Investing and trading are two genres of this field which are different approaches to generating profits in the financial market.
Stock market investment and trading-
Stock market trading involves holding stocks for a short period of time. This time could range anywhere from a week to even a day. It deals with high performance in a short amount of time whereas stock market investment works on the principle of buying and holding the stock for a longer time. Investors invest their money for years or sometimes even for decades. When you go for stock market investment, short-term market fluctuations become insignificant as you need to think about the long-term approach. Traders often sell the stocks if the price goes higher. Trading basically involves a skill of timing and judgment. Investing involves creating wealth by compounding interest and dividend over years by investing in high-quality stocks.
While stock market itself is a risky business, but stock market trading is comparatively at a higher risk factor than investing. But, there is no doubt that trading would give higher returns as short-term fluctuations can make the price go higher or lower. Investments involve lower risks and lower returns, but investing for a long time would deliver high returns due to compounding interests. The short-term fluctuations and the daily market cycles won’t affect your returns much if you have invested in quality stocks.
You can imagine trading as a one-day cricket match while investing would be a test match. You would want skilful players for a one-day match who would score sixes and fours, whereas a test match involves analysis and deeper philosophies. Likewise, traders are skilled people who know the right timing of the market and have knowledge about the market trends. They know when the market is going to hit a high. They have a complete psychological analysis of the market. Investors are people who analyse the stocks they want to invest in. They have a deeply rooted knowledge of business fundamentals and have a lot of commitment to stay invested in a project for a longer time. With stock market investments, it is more about understanding the philosophy.
So, what thought process really goes behind trading or investing?
A trader who puts in money for a short-term looks for buying and selling fast to hit the right profits in the market. One wrong timing and the trader might end up losing a lot of his money. Timing is the most critical fact when it comes to stock market trading. Traders often look at performances of companies and book profits for a short time. Traders look for market trends and observation is what helps them to achieve the maximum profits.
Investors, on the other hand, stay away from short-term market trends. Their goal lies in investing in value. Their main aim is to keep an eye on companies which promise significant growth. Investors invest for a long time and wait till the stock reaches its potential.
Let us see an example.
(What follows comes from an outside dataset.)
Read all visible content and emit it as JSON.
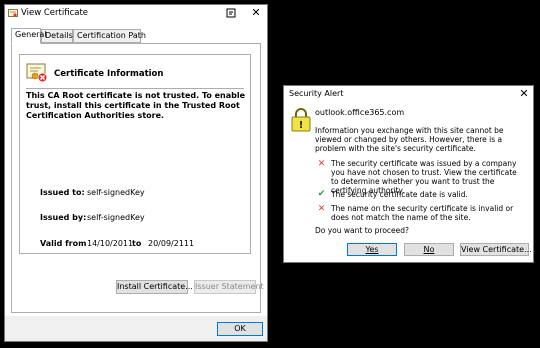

If you and your friend are given seeds to sow, but you decide to sell the seeds at a higher price to someone else in a day to earn quick money. While your friend decided to sow the seeds and let it grow until he gets new seeds. He continued this and sold a lot more seeds than you did. His initial profit by investing was less than what you got by trading, but over the time he did end up getting more profits.
Investing or trading is a personal choice and depends on one’s personal understanding and learning about business. Growth and longevity are the factors which come into picture while deciding one’s financial goals. You can make a right plan by learning your financial goals, the period of investment and understanding of the business situation.